The Spouse at Home Theorem: The more demanding your spouse is that you stay home and paint the house, wash the car, weed the garden, or create more offspring  (pick whatever chore you like) the greater the intensity of the hatch will be.  The corollary is the trout will all be rising within easy casting distance as you perform the necessary domestic chore(s).

The Demon Rum Theorem: One glass of scotch (insert any other palatable alcoholic beverage here) will make you think you are a better caster. Two glasses will make you know you are a better caster.

The Knot Theorem: The knots you painstakingly tie to join tippet to leader or tippet to fly are more likely to come undone as the size of the fish taking your fly increases.  The corollary is that when your fly hits your rod (a result of Demon Rum Theorem – See Above) it will tie a knot around the road that is simply Gordian in structure.

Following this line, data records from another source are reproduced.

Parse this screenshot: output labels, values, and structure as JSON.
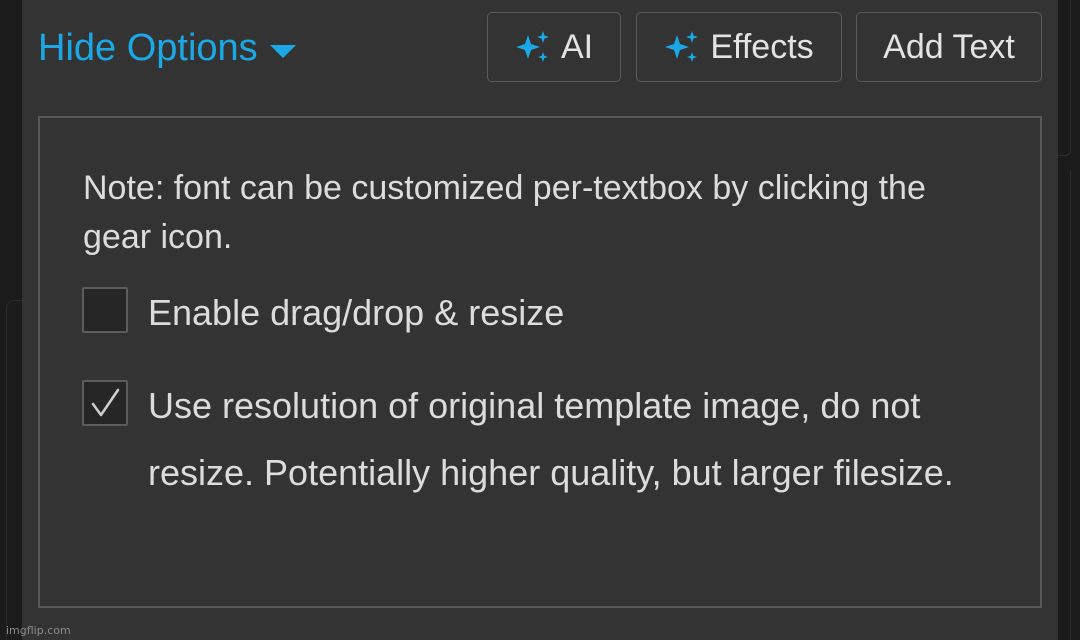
{
  "header": {
    "toggle_label": "Hide Options",
    "buttons": {
      "ai": "AI",
      "effects": "Effects",
      "add_text": "Add Text"
    }
  },
  "options": {
    "note": "Note: font can be customized per-textbox by clicking the gear icon.",
    "items": [
      {
        "label": "Enable drag/drop & resize",
        "checked": false
      },
      {
        "label": "Use resolution of original template image, do not resize. Potentially higher quality, but larger filesize.",
        "checked": true
      }
    ]
  },
  "watermark": "imgflip.com",
  "colors": {
    "accent": "#1aa9e6",
    "panel_bg": "#333333",
    "text": "#dcdcdc",
    "border": "#595959"
  },
  "icons": {
    "toggle": "caret-down-icon",
    "ai": "sparkles-icon",
    "effects": "sparkles-icon",
    "checked": "checkmark-icon"
  }
}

The Clean Reel Theorem: When disassembling a reel for cleaning it is best to have an empty egg carton handy to put in each part removed from the reel. This will make it convenient to throw away the whole mess when you realize you have neither the mechanical aptitude nor the willingness to re-assemble it. The corollary is the only time you will have a clean, perfectly functioning reel in your hands is before you pay for it in the fly shop.

The Leaking Wader Theorem: The quality of the patch job you did on your waders is proportional to the temperature of the water.  The corollary often called the Crotch Factor in the east and the Soprano Factor in the west, and just damn foolish in the Maritime provinces, states that the quality of the patch job becomes worse as it gets closer to the crotch.  A mathematician friend has worked out several possible variations with variables and cosecants and Eigenvectors and the like.  It relates to distances from sporting goods stores, age of the patch material and how long it sat in your hot car, and whether or not you are looking for an excuse to buy a new pair of waders.  Until he figures it all out I think I’ll tie a few dun variants and patch a martini together.